Dove troviamo i solfiti (non solo nel vino)

Troviamo i solfiti in tantissimi alimenti, oltre al vino nella birra, negli insaccati, succhi di frutta, marmellate, etc. e proprio quelle famigerate sigle che possono andare da E220 fino al E228 nascondono solfiti che in tantissime persone, non in grado di neutralizzarli tramite il sistema epatico, scatenano mal di testa, irritazioni cutanee, orticaria fino allo shock anafilattico.

Quando la legge obbliga a scrivere “Contiene Solfiti”

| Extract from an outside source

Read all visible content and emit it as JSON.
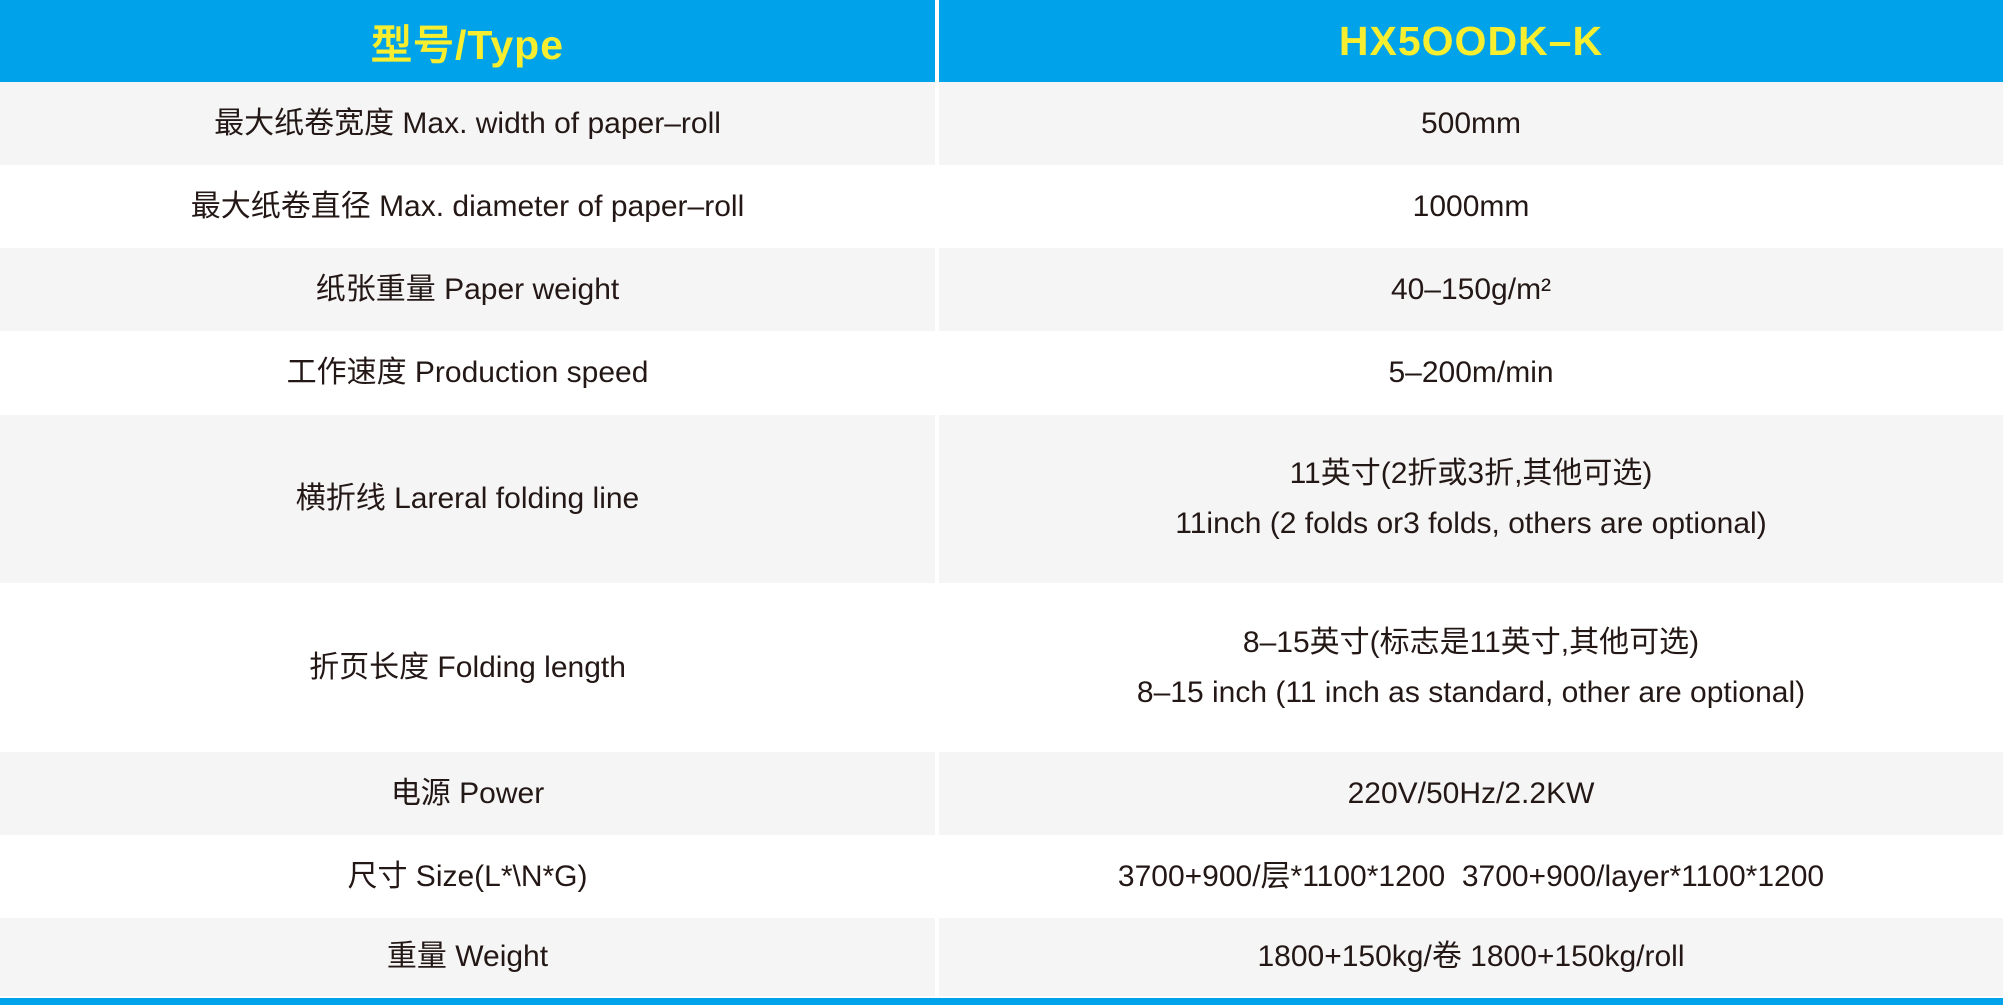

La legge, purtroppo non ci aiuta, obbligando a scrivere “Contiene Solfiti” in etichetta solo in caso di concentrazioni superiori a 10 mg/litro.

Quali vini tendono ad averne di più

In generale, i vini bianchi contengono più solfiti dei rossi; in assoluto i vini con più solfiti sono i vini bianchi dolci.

Limiti massimi UE: cosa significa per il consumatore

Sotto il limite dei 10 mg/litro non è necessario indicare niente, mentre i limiti massimi imposti dalla Comunità Europea sul contenuto finale di Solfiti sono di 160 mg/litro per i vini rossi secchi e di 210 mg/litro per i vini bianchi; per valori superiori il vino non può essere messo in commercio.

In definitiva, un vino rosso che presenta in etichetta la dicitura “Contiene Solfiti” potrebbe contenerne 11 mg/litro come 160 mg/litro. Sarebbe ora di indicare in etichetta la quantità di solfiti presenti nel vino in modo che il consumatore possa scegliere in modo consapevole il prodotto da acquistare.